One of them would put mapmaking in the hands of an independent, bipartisan commission. The other specifies that maps can’t be drawn to favor or disfavor a party or incumbent.

Georgia is a red state, but people like Gardner argue that it’s not as red as its slate of elected officials in Congress and in the state Legislature. That’s because more than 60 percent of the folks Georgia elects to Congress and the state Legislature are Republicans. But broadly, in recent statewide elections, Republican candidates have picked up 51 to 53 percent of votes, and Democrats about 41 to 45 percent.

“The excesses of unfairly drawn districts that have been manipulated by partisan political interests and very specific map drawing are a very real threat to the functioning of our country,” said state Sen. Elena Parent, D-Atlanta, who’s filed Senate bills identical to Gardner’s.

Parent said that in some ways the two parties are like “warring” factions directed by the votes of the most partisan activists, and that often centrist voices are left unheard. She traces that in part to mapmaking: seats that are drawn to be safely blue or red, but not purple.
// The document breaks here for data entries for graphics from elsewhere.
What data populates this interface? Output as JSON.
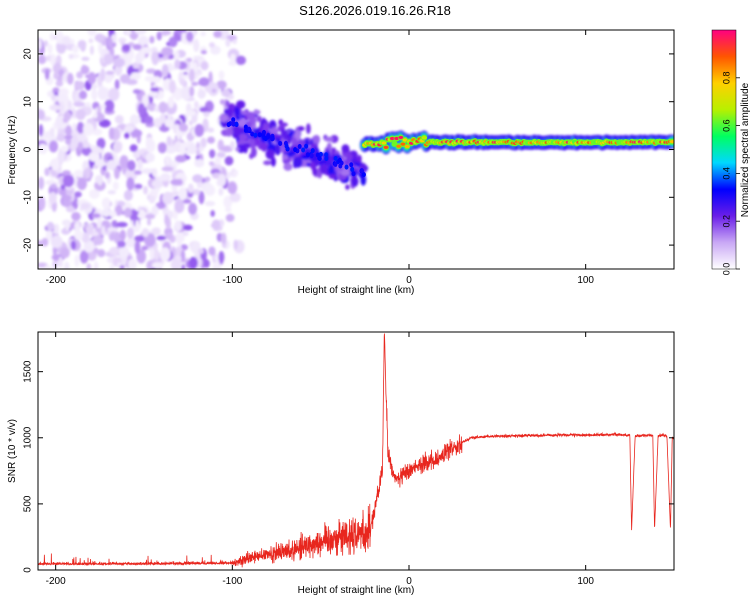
{
  "title": "S126.2026.019.16.26.R18",
  "chart_data": [
    {
      "type": "heatmap",
      "name": "spectrogram",
      "xlabel": "Height of straight line (km)",
      "ylabel": "Frequency (Hz)",
      "xlim": [
        -210,
        150
      ],
      "ylim": [
        -25,
        25
      ],
      "xticks": [
        -200,
        -100,
        0,
        100
      ],
      "yticks": [
        -20,
        -10,
        0,
        10,
        20
      ],
      "colorbar": {
        "label": "Normalized spectral amplitude",
        "range": [
          0,
          1
        ],
        "ticks": [
          "0.0",
          "0.2",
          "0.4",
          "0.6",
          "0.8"
        ],
        "tick_values": [
          0.0,
          0.2,
          0.4,
          0.6,
          0.8
        ],
        "colors": [
          "#ffffff",
          "#c9a8f5",
          "#6a1ee8",
          "#0000ff",
          "#00d8ff",
          "#00ff60",
          "#b8f000",
          "#ffd000",
          "#ff5500",
          "#ff0080"
        ]
      },
      "regions": [
        {
          "x_range": [
            -210,
            -95
          ],
          "freq_range": [
            -25,
            25
          ],
          "description": "diffuse noise",
          "amplitude_range": [
            0.02,
            0.18
          ]
        },
        {
          "x_range": [
            -105,
            -25
          ],
          "freq_from": [
            6,
            -5
          ],
          "description": "diagonal carrier",
          "amplitude_range": [
            0.15,
            0.35
          ]
        },
        {
          "x_range": [
            -25,
            150
          ],
          "freq": 1.5,
          "description": "steady carrier",
          "amplitude_range": [
            0.6,
            0.98
          ]
        }
      ]
    },
    {
      "type": "line",
      "name": "snr",
      "xlabel": "Height of straight line (km)",
      "ylabel": "SNR (10 * v/v)",
      "xlim": [
        -210,
        150
      ],
      "ylim": [
        0,
        1800
      ],
      "xticks": [
        -200,
        -100,
        0,
        100
      ],
      "yticks": [
        0,
        500,
        1000,
        1500
      ],
      "color": "#e8261e",
      "series": [
        {
          "name": "SNR",
          "x": [
            -210,
            -150,
            -100,
            -90,
            -70,
            -55,
            -40,
            -30,
            -22,
            -15,
            -14,
            -12,
            -8,
            -3,
            5,
            15,
            25,
            35,
            45,
            60,
            80,
            100,
            115,
            125,
            126,
            128,
            138,
            139,
            141,
            143,
            144,
            146,
            148,
            149,
            150
          ],
          "y": [
            40,
            40,
            45,
            90,
            140,
            200,
            250,
            270,
            300,
            750,
            1800,
            900,
            680,
            720,
            800,
            820,
            930,
            1000,
            1010,
            1015,
            1020,
            1020,
            1025,
            1020,
            300,
            1015,
            1020,
            300,
            1015,
            1020,
            1020,
            1015,
            300,
            1000,
            1000
          ]
        }
      ]
    }
  ]
}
“As a result, we have most of our elections taking place in the primaries,” she said. Those elections tend to be dominated by party stalwarts.

Parent also said that federal cases in other states suggest courts are becoming less likely to accept partisan gerrymanders. Asked if a lawsuit might be a possibility, she said, “We intend to fight on all fronts.”

However, Republicans point out that the last major redraw, which came after the 2010 Census, was OK’d by the Department of Justice under the Democratic administration of President Barack Obama.

About half the states have an independent redistricting commission or some kind of body that can assist the Legislature with redistricting, according to the nonpartisan National Conference of State Legislatures.

During the last legislative session, state Rep. Jason Spencer signed an independent redistricting commission bill, the only Republican among four Democrats.

“Let’s just be blunt about this. The redistricting process is probably the most highly political situation that can ever go on inside the state Capitol. It’s extremely political,” the Woodbine lawmaker said.

Though he’s a Republican, he said he had a tough race after a recent round of GOP-led reapportionment. Spencer said he was drawn into a district with a fellow Republican representative plus one more Republican candidate.

The idea of an independent redistricting commission merits discussion, Spencer said.

But he also said that given the GOP’s majority, “I think that the Democrats are spitting in the wind on the issue.”

The next major redistricting will be held after the 2020 Census.